I've had my little buddy heater for&#8230;. ohh... a good 5 years or more. I use it on fishing trips when I camp in Unit 1, my one seater '94 modified XJ. You do need a fan and I use one of those portable hand fans you are supposed to use to cool yourself. In that small of a space you can't have it on for long, even if it is cold out.

Never used it inside but would agree that it most likely would do at least 200 sq.ft, depending on drafts and outside temp. Again, rig up some sort of battery operated fan to help distribute the heat.

I've never had a reliability issue [knocks on wood] and it is not babied. It is in a non-padded compartment inside the jeep and has always worked when needed.


----------



## LincTex

jehowe said:


> Not sure if this means that tanks can remain hooked up when the heaters off with this hose though.


The beauty of using a larger tank is that there is a valve right on top, to shut gas off when not using. You don't need to disconnect anything.


----------



## LincTex

Woody said:


> In that small of a space you can't have it on for long, even if it is cold out.

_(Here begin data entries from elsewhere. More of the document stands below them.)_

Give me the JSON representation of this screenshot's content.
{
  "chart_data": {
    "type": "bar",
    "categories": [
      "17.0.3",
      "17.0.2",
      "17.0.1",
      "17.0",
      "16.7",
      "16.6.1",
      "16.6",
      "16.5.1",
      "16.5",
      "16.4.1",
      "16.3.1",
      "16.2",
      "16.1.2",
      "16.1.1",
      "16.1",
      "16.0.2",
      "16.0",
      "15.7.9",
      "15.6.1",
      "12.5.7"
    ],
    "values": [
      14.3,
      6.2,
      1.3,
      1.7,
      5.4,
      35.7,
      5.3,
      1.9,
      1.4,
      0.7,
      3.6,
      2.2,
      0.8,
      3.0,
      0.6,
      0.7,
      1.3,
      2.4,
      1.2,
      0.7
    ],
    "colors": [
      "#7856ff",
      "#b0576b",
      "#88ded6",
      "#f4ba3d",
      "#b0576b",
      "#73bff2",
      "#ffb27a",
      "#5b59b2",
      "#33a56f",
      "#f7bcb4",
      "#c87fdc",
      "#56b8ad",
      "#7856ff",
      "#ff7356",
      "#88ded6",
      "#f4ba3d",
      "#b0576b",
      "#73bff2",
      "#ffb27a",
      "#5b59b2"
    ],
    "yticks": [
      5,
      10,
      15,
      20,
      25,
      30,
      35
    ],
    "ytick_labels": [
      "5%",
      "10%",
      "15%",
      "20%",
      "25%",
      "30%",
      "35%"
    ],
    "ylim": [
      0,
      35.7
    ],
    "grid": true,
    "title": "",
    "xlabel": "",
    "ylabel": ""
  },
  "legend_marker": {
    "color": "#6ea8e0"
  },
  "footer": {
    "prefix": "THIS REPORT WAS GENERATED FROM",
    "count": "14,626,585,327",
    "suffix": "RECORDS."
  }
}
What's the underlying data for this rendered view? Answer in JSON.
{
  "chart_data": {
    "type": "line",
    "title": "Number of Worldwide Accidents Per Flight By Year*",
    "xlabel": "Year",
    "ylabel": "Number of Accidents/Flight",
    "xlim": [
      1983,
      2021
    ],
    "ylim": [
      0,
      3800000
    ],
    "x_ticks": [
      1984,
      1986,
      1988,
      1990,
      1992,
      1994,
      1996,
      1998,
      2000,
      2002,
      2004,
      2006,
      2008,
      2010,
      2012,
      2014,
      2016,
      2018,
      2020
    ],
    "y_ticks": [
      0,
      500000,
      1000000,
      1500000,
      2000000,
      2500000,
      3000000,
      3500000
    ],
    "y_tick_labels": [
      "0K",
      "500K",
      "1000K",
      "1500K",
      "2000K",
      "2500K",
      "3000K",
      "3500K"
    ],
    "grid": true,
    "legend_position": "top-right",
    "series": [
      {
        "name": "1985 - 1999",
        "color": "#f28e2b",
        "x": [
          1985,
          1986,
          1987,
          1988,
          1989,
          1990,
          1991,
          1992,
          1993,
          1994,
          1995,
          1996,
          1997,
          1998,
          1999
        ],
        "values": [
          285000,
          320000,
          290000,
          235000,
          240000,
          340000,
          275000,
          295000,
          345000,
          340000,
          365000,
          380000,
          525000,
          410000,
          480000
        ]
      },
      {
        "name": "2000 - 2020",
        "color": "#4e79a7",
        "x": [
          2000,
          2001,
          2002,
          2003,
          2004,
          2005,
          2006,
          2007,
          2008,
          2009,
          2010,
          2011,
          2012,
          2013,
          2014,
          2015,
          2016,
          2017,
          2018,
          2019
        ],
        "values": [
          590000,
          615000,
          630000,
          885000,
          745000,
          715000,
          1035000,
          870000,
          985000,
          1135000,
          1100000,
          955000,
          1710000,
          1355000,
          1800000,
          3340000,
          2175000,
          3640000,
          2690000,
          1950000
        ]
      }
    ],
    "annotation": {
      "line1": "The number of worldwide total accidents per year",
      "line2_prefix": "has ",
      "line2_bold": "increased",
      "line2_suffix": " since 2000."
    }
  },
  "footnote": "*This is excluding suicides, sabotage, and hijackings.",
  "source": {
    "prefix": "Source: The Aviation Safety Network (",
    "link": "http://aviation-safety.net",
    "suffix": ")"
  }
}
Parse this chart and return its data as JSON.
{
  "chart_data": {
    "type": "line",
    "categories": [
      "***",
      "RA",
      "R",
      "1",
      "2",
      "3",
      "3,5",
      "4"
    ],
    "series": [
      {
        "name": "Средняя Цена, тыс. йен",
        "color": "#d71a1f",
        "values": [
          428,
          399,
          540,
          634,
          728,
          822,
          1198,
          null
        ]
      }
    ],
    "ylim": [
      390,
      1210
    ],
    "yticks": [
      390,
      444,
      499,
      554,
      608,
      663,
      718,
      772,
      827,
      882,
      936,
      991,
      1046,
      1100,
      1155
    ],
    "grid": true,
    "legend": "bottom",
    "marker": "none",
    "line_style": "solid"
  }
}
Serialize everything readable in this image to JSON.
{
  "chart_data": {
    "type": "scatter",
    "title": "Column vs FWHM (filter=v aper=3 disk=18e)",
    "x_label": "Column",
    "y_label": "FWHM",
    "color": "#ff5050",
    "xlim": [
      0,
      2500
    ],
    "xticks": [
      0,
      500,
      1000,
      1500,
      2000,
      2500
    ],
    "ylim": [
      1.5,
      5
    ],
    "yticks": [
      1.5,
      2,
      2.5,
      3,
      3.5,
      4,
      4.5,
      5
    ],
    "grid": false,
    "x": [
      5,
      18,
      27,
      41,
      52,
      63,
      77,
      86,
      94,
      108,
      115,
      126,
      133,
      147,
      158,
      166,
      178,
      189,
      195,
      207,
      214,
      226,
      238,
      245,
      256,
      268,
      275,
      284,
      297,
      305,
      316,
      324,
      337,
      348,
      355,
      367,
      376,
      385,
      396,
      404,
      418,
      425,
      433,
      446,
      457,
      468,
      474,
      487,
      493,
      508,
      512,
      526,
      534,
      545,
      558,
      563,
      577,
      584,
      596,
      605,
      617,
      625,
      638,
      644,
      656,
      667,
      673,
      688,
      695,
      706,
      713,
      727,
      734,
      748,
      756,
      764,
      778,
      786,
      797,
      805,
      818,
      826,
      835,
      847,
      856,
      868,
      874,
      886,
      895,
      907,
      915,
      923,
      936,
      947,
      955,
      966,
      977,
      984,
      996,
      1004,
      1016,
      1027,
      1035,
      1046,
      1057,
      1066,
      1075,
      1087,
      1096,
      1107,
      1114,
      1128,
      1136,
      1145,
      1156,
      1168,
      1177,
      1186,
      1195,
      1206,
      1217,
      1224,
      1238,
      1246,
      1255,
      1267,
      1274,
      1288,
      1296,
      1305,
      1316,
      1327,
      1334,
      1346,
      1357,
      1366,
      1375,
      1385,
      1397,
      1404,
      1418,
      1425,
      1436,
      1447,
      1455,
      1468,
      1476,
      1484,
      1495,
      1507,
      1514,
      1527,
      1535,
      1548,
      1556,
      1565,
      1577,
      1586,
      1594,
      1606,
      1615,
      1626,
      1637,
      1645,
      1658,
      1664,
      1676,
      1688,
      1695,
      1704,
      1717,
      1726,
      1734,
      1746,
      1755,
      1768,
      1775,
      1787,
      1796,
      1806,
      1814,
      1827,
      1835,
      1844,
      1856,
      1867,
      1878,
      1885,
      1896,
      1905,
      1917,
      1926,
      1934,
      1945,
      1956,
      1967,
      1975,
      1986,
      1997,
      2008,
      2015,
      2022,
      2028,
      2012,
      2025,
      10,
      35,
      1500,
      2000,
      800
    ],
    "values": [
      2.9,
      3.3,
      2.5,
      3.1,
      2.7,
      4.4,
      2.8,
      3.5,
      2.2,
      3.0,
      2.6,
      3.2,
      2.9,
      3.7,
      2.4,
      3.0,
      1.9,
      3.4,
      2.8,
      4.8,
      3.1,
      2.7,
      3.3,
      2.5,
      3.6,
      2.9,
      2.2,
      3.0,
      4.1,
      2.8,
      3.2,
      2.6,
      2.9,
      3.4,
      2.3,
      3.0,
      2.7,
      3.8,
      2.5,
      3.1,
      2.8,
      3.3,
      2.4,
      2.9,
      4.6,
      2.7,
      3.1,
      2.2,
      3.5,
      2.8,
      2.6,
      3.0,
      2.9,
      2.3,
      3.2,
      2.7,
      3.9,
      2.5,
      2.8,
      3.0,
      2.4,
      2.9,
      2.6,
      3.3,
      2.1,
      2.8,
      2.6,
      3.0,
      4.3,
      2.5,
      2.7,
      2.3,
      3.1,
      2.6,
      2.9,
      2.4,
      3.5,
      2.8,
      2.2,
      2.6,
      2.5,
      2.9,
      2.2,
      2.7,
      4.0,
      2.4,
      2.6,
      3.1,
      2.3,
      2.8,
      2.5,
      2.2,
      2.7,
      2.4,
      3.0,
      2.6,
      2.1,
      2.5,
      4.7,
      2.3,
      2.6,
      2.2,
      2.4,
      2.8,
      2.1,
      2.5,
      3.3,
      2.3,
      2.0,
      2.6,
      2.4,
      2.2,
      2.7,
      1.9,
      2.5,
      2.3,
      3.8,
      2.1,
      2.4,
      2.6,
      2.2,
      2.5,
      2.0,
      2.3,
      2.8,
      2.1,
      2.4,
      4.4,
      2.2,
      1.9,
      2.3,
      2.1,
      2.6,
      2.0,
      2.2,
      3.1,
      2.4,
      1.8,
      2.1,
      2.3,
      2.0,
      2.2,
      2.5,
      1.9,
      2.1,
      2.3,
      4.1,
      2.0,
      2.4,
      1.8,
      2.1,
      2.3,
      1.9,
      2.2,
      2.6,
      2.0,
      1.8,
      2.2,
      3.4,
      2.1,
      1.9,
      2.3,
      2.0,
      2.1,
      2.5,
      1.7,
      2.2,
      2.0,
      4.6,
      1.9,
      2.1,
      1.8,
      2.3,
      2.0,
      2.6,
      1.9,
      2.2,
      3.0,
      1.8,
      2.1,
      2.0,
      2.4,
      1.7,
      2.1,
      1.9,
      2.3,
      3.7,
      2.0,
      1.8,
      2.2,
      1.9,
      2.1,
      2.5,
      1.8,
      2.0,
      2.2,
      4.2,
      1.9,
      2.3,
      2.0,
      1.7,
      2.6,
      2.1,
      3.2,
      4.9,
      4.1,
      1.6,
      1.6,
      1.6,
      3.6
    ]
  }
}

In that small of a space, you could have gotten away with a good sleeping bag all by itself. If a little more heat is needed, take an old coffee can (or two) and punch some air holes in the rim on the bottom, paint it flat black and set it over a burning candle.


----------



## ZoomZoom

Cabela's has a couple different models of the Mr. Heater on sale right now in the bargain cave.

Reconditioned units (but the reviews are still very high) but they're about 1/2 price.


----------



## jsriley5

thnx for th eheads up might have to splurge a little before payday


----------



## Attila

We have two of them. The regular size Mr. Buddy, and the Little Buddy. Both work really well, and we use ours quite often in the winter. For instance the electric heater is out in our bathroom, so instead of replacing the in-ceiling heater, we use Mr. Buddy, and Mr. Buddy does a much better job that the electric one ever did. I also have one I use at my work bench in the shop. Won't heat the whole shop, but keeps me toasty enough to stay.

Two opposable thumbs up for Mr. Buddy heaters. Can't go wrong with them.


----------



## jimLE

we had a power outage during the winter storm of 5 or 6 weeks ago.i was prepared some what for that.i bought a my buddy heater 4,000/9,000 BTU. Now im waiting for the next winter freeze, and/or power power outage during a power outage.eventuly i'll buy a 20LB propane tank,with a line and filter for it..


----------